Зимой они с особой радостью возились в снегу, часто лепя снежные бабы. Серёжа с раннего детства проявлял свои художественные способности. Если у других детей получались простые снежные нагромождения, когда один ком ставили на другой, уменьшая в размере. Потом разрисовывали угольками последний, самый маленький снежный шарик, обозначая глаза и рот, и вставляли еловую шишку вместо носа. То снеговик Сергея и Марины был настоящим произведением скульптурного жанра, с настоящим человеческим лицом. На такого снеговика было любо дорого смотреть. И действительно полюбоваться на необычного снеговика приходили не только мальчишки из соседнего двора, но и многие взрослые.
– Да твой сынок талантище, – говаривали многие соседи письмоводителю Николаю Ильичу Степанову, отцу Серёжи. – Непременно нужно развивать такое дарование. Из него выйдет толк. Непременно нужно определить его в художественную школу. Он ещё прославиться.
– Это так, – соглашался с собеседниками Николай Ильич, ощущая гордость за своё чадо. – Всенепременно станем хлопотать об учёбе.
– Таких снежных баб поискать, – восхищались восторженные созерцатели снежных скульптур.
– Да это, что, снежные лепёшки, – принимался нахваливать сына Николай Ильич. – Видели бы вы его рисунки. Это просто величайшее художество.
Не было равных Сергею и Марине на льду. Как только крепчали морозы, в городском парке, изнывающая от безделья, пожарная команда заливала каток. Катание на коньках было излюбленным занятием городской молодёжи. Родители водили на каток Сергея и Марину. С начала дети катались под присмотром взрослых.

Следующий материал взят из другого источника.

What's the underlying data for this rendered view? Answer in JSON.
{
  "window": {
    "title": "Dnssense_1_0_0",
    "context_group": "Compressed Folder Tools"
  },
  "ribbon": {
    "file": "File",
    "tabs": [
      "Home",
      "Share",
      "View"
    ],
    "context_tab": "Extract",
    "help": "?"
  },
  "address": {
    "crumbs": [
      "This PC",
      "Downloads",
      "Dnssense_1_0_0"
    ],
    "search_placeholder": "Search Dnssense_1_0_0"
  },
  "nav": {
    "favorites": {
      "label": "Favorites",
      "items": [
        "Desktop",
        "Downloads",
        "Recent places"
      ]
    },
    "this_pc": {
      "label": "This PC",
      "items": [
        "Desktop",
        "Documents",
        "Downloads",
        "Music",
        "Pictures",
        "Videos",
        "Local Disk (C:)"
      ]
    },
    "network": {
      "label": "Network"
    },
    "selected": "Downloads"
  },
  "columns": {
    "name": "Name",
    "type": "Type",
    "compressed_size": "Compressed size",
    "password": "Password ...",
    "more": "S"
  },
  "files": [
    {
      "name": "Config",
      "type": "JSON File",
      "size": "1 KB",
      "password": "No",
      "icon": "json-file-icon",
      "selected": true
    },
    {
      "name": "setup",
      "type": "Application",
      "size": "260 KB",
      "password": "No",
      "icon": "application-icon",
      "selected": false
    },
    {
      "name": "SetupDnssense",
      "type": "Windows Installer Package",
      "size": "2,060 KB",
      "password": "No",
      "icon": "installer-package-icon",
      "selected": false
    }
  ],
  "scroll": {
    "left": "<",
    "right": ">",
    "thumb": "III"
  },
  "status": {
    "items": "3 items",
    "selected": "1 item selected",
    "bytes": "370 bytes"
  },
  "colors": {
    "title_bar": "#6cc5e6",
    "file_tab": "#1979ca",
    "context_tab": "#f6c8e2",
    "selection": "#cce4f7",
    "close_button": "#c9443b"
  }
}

Получилось, что Серёжа быстро научился кататься и поставил на коньки подружку. Так что уже к концу зимы ребята уверенно держались на коньках и неплохо катались в паре.
Если случалось, что Марина заболевала и не могла выходить на улицу, для игр, Серёжа навещал её. Он рассказывал разные смешные истории, которые слышал на почте, приходя к отцу. Письмоводители любили побалагурить. Особенно охочим до рассказов из своей прошлой жизни был старый почтмейстер, сухой сутулый старичок с редкой бородёнкой, и лицом похожим на, вечно пьяного, звонаря местной церкви. Бывало, если кто из служащих почты затронет какую-нибудь интересную для почтмейстера тему, то его уже не остановить. Особенно удавались почтмейстеру нравоучительные рассказы, как следует поступать, в особенности молодому человеку, в каком-либо житейском деле. При этом почтмейстер руководствовался положениями «Домостроя», свода жизненных правил, который, казалось, выучил наизусть.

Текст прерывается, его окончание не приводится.